Le Samedi 17 Mai 2008 à 07h04
Du pétrole saoudien pour les automobilistes américains
Le jour même où George Bush se rendait en Arabie Saoudite dans l’optique de soulager l’économie et les consommateurs de son pays, hier, l’Arabie Saoudite annonçait avoir augmenté sa production de 300 000 barils par jour depuis le début du mois de mai. Outre-Atlantique, le prix de l'essence est devenu un enjeu majeur de la campagne présidentielle.
Hier, avant que G. Bush n’arrive en Arabie Saoudite, les cours du pétrole établissaient de nouveaux records : 126,34 dollars pour le baril de Brent londonien et 127,82 dollars pour le light sweet crude à New York.
D’après le ministre du Pétrole saoudien, Ali Al-Nouaïmi, l’augmentation de la production de pétrole de 300 000 barils par jour en mai répondait à la demande d’une cinquantaine de clients, mais essentiellement à celle des Etats-Unis.
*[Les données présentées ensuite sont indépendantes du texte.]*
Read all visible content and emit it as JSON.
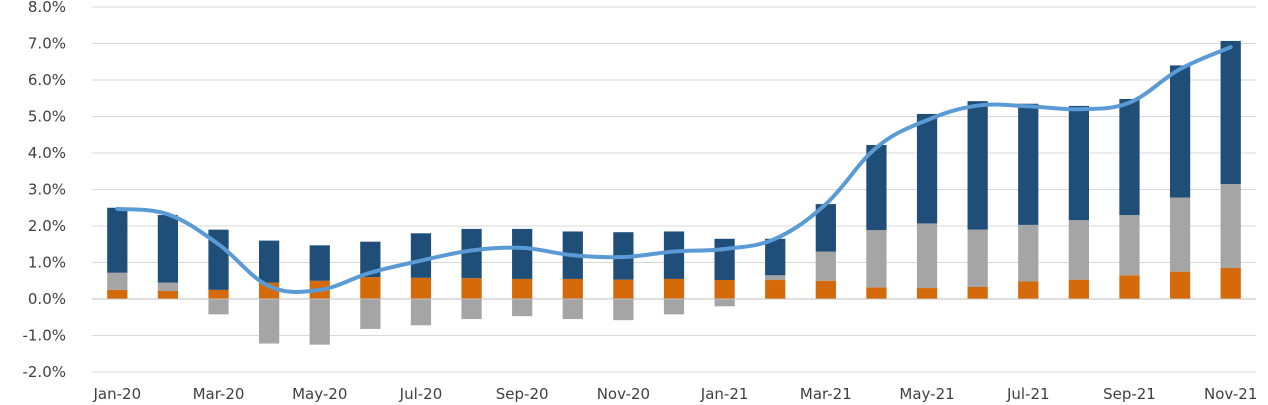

Le ministre a précisé que l’augmentation des prix du baril n’était pas principalement due à un approvisionnement suffisant mais à une conjonction de facteurs : faiblesse du dollar, spéculation sur le pétrole, etc. Quoiqu'il en soit, l’envolée du prix de l’essence provoque outre-Atlantique la grogne des automobilistes. C’est même devenu un enjeu majeur de la campagne présidentielle.
Après un premier refus en janvier dernier de l’Arabie Saoudite d’augmenter sa production, les experts s’attendaient à une nouvelle réponse négative du Royaume. Alors que GeorgeW Bush se préparait à partir pour Riyad, les sénateurs démocrates présentaient une résolution visant à bloquer la vente d’armes d’un montant de 1,4 milliard de dollars à l’Arabie Saoudite si cette dernière n’augmentait pas sa production. De son côté, la Maison Blanche annonçait la conclusion avec les Saoudiens d’un accord visant à renforcer la protection des infrastructures pétrolières contre les attaques terroristes. Les deux pays devraient aussi signer un mémorandum de coopération dans le nucléaire civil. Ce texte vise à préparer l’accès de l’Arabie saoudite à des sources combustibles pour réacteurs nucléaires.